Et le DArruda avec elles.

« Je le sais depuis le premier jour. Les crises sanitaires ont souvent entraîné la chute d’une personne qui n’est pas nécessairement responsable de tout le système. »

Parce qu’évidemment, les ultimes responsables, ce sont les élus.

Pourtant, François Legault semble parfois tenté de faire porter à la Santé publique la responsabilité du déconfinement. Ne répète-t-il pas sans cesse qu’il se laisse docilement guider par la science ?

Au fait, est-ce vraiment le cas ?

Oui, répond le DArruda. Face au gouvernement Legault, « jusqu’à maintenant, on a tenu notre bout et il a fait ce qu’on lui avait dit ».

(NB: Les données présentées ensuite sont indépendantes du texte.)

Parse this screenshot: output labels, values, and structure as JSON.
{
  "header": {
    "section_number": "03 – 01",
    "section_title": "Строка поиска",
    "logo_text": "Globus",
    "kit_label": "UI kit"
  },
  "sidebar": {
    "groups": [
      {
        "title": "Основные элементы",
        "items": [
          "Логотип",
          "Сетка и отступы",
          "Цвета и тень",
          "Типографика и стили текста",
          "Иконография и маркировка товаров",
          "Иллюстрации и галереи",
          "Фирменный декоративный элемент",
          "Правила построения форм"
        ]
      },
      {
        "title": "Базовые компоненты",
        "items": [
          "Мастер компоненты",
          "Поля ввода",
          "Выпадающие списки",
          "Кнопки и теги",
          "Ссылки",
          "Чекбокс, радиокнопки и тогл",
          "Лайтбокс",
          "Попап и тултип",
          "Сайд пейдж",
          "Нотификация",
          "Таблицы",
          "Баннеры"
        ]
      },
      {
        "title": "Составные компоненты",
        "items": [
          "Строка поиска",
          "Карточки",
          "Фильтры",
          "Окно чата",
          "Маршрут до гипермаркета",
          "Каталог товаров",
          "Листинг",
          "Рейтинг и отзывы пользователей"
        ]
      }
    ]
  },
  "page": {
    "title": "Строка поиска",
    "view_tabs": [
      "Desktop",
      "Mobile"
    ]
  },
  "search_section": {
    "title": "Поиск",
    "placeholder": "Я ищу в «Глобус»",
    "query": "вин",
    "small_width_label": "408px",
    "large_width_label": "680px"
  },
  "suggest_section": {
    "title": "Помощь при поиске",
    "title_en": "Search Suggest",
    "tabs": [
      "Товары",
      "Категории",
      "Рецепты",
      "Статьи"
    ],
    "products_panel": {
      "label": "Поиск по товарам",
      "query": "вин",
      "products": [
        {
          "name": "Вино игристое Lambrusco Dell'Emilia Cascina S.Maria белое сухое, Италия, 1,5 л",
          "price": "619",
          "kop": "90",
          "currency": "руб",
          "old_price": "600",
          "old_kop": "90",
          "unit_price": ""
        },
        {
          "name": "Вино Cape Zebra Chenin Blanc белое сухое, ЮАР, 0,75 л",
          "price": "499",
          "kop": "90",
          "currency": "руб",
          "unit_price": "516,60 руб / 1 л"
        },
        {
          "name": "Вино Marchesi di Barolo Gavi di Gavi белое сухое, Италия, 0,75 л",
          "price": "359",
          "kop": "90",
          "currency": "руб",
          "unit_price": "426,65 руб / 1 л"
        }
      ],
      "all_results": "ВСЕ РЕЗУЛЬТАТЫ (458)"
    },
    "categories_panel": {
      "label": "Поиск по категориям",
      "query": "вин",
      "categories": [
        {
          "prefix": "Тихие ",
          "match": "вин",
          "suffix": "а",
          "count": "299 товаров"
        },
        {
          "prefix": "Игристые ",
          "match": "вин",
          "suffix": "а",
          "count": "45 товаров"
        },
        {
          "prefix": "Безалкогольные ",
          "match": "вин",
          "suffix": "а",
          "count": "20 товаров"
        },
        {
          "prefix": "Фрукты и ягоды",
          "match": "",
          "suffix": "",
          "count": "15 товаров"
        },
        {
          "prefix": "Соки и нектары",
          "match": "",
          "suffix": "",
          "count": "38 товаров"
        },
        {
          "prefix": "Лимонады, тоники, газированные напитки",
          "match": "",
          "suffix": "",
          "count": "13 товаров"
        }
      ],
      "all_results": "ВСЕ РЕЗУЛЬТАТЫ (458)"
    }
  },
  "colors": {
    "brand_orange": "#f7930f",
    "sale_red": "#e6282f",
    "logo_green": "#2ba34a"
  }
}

On peut supposer qu’il y a eu des négociations. Le gouvernement est soumis à des pressions énormes – et parfois contradictoires – pour relancer l’économie, pour rouvrir les écoles ou, au contraire, pour les garder fermées. Il n’a pas que des facteurs épidémiologiques à considérer.

« Les gens qui prennent la décision définitive, en mettant en balance tous les facteurs, ce sont les élus, admet le DArruda. Mais jusqu’à maintenant, le facteur santé a été très important. La preuve : on a tout arrêté. Plus que dans d’autres pays. »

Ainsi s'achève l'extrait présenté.